My post on Guru’s was the first in a series on Training and what works/what matters. http://www.langmaidpractice.com/blog/guru-schmuru/
I have now been developing courses and teaching them for 4 years and I have access to all the feedback from the hundreds of people who have attended them.
This has enabled me, together with my reading of the empirical evidence, to create a platform for my training methods. The essence of that platform is the idea of ‘Purposeful Practice’.
The thing about purposeful practice is that it is transformational, and that’s so whether your thing is tennis, football, swimming, chess, mathematics, insight work or journalism – you name it.
Why isn’t this more widely known? Well, for years evidence has been coming through to dispel such myths as childhood genius. In his book ‘Genius Explained’ psychologist Michael Howe refutes the common belief that ‘genius is born, not made’. He demonstrates that genius is the result of circumstances which always feature practice, focus and commitment at a level that most of us rarely show.
Howe’s focus is upon great scientists like Darwin and Einstein, but another example of the ‘gift’ of genius is the young Mozart, who wrote his first piano concertos at the age of eleven. If you look into Mozart’s work more closely though, it transpires that these first efforts were largely copies of other composers’ work and contained no original material. Mozart’s first work, today regarded as a masterpiece is Piano Concerto No 1, written when he was 21. That’s young for sure, but not a child. Many other musicians who have created sublime, inspiring music did so before the age of 25. Dare I mention the Beatles?
Another factor was Mozart’s domineering, pedagogic father Leopold, who started his son on an intensive training in composition and performing aged 3.
So, why do these myths persist? To explore that I think we need to embrace Alfred Alder’s notion of the Inferiority Complex together with Freud’s idea of a ‘secondary gain’.

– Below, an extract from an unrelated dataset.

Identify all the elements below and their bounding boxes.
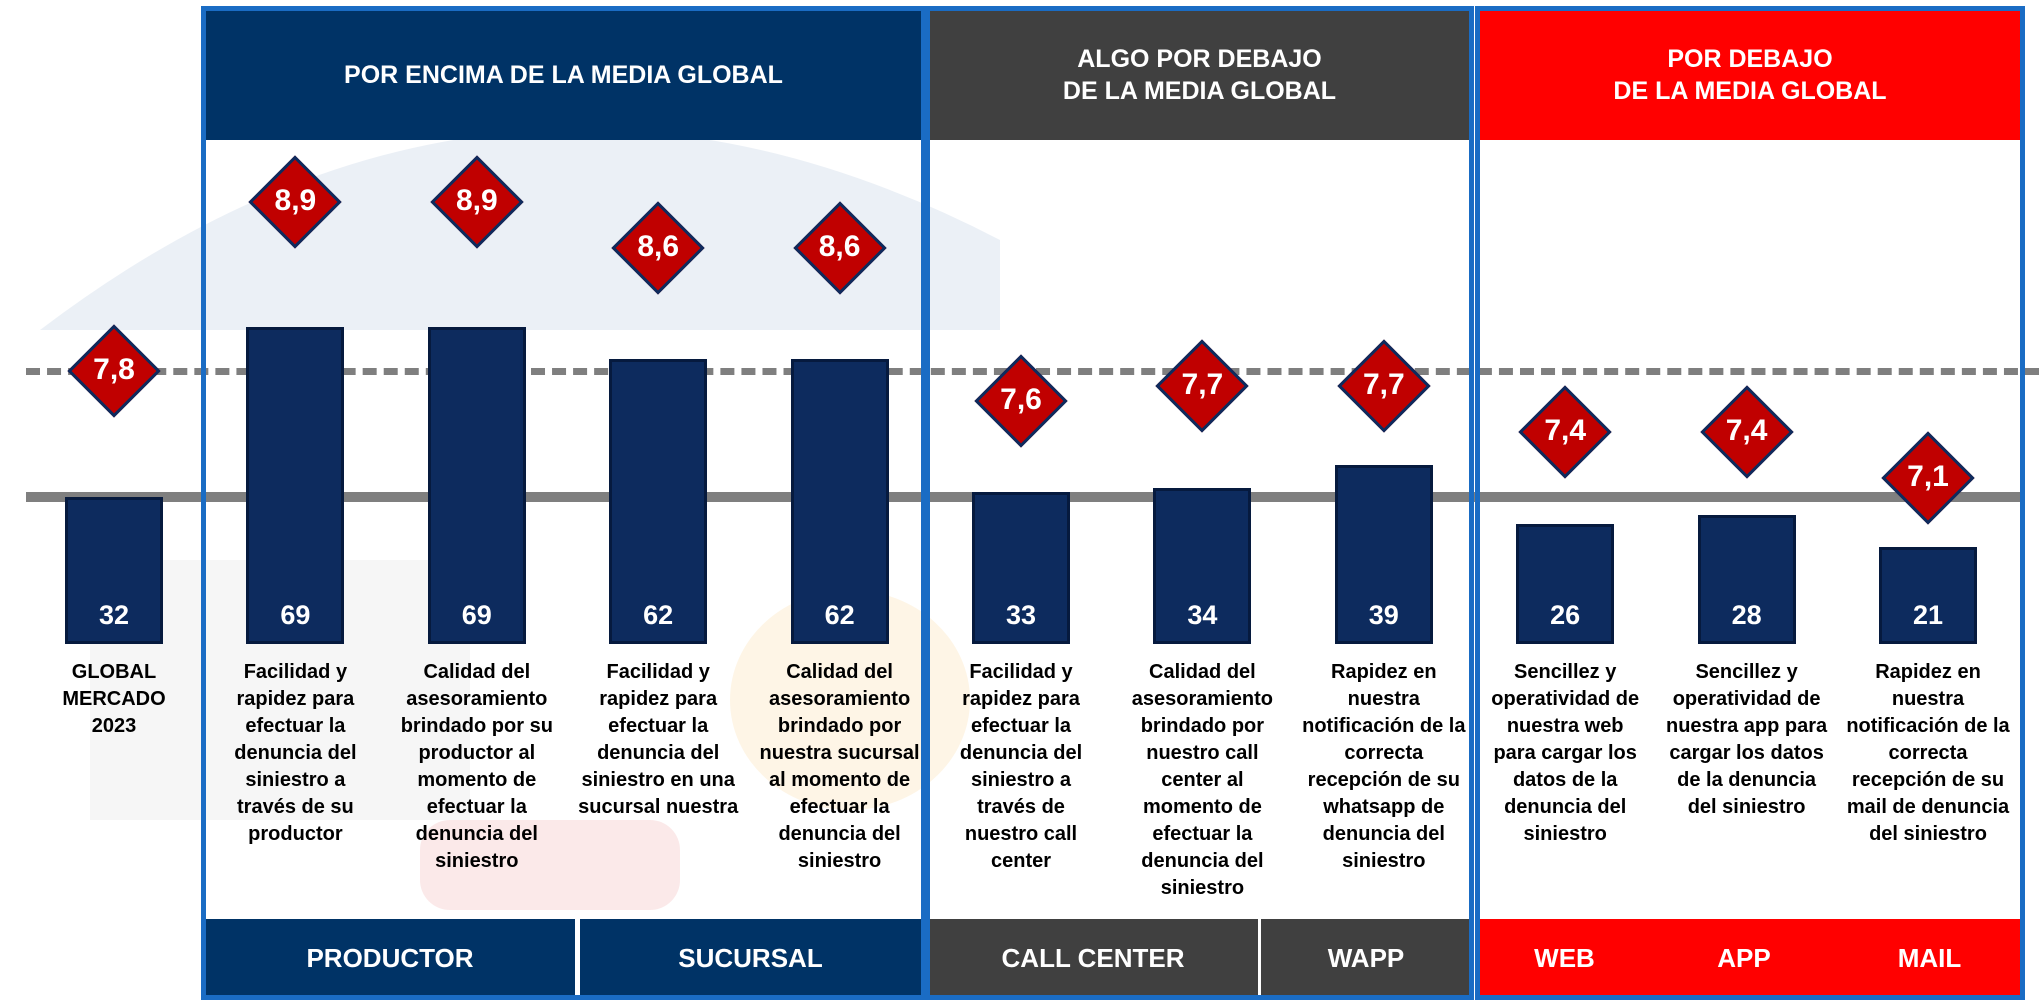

An inferiority complex occurs when feelings of inferiority are intensified through discouragement or failure. Those who are at risk for developing a complex include people who show signs of low self-esteem or self-worth, are of ethnic minority, have low socioeconomic status, or have a history of depression symptoms. Children reared in households who were constantly criticized or did not live up to parents expectations may also develop this.
Now, while most of us do not have experiences that are sufficiently disabling to develop a full-blown inferiority complex, at the same time we all have feelings of failure, failing to do as well as we could, together with occasions when laziness or distraction led us to avoid doing the amount of work needed to ensure genius-level success. We settled for good enough results rather than best ever results. Our intensely competitive educational system makes these feelings inevitable for us all during the all important years when our characters are formed.
So why did we dodge that work? Freud’s idea of secondary gain refers to the direct or indirect advantages of avoiding things. Secondary gain is an interpersonal or social advantage gained as a consequence of avoiding a commitment – in this case the amount of work or study needed to excel. Examples of such gains might be getting a new romance through spending more time socialising than studying (remember that?), feeling more part of the group where the group has a cynical or dismissive attitude towards work, feeling more normal, less ‘geeky’, etc.
The gain is achieved by avoiding a particular activity that is unpleasant to the individual: and which of us can really say that working intensively to practice any discipline does not have its unpleasant side?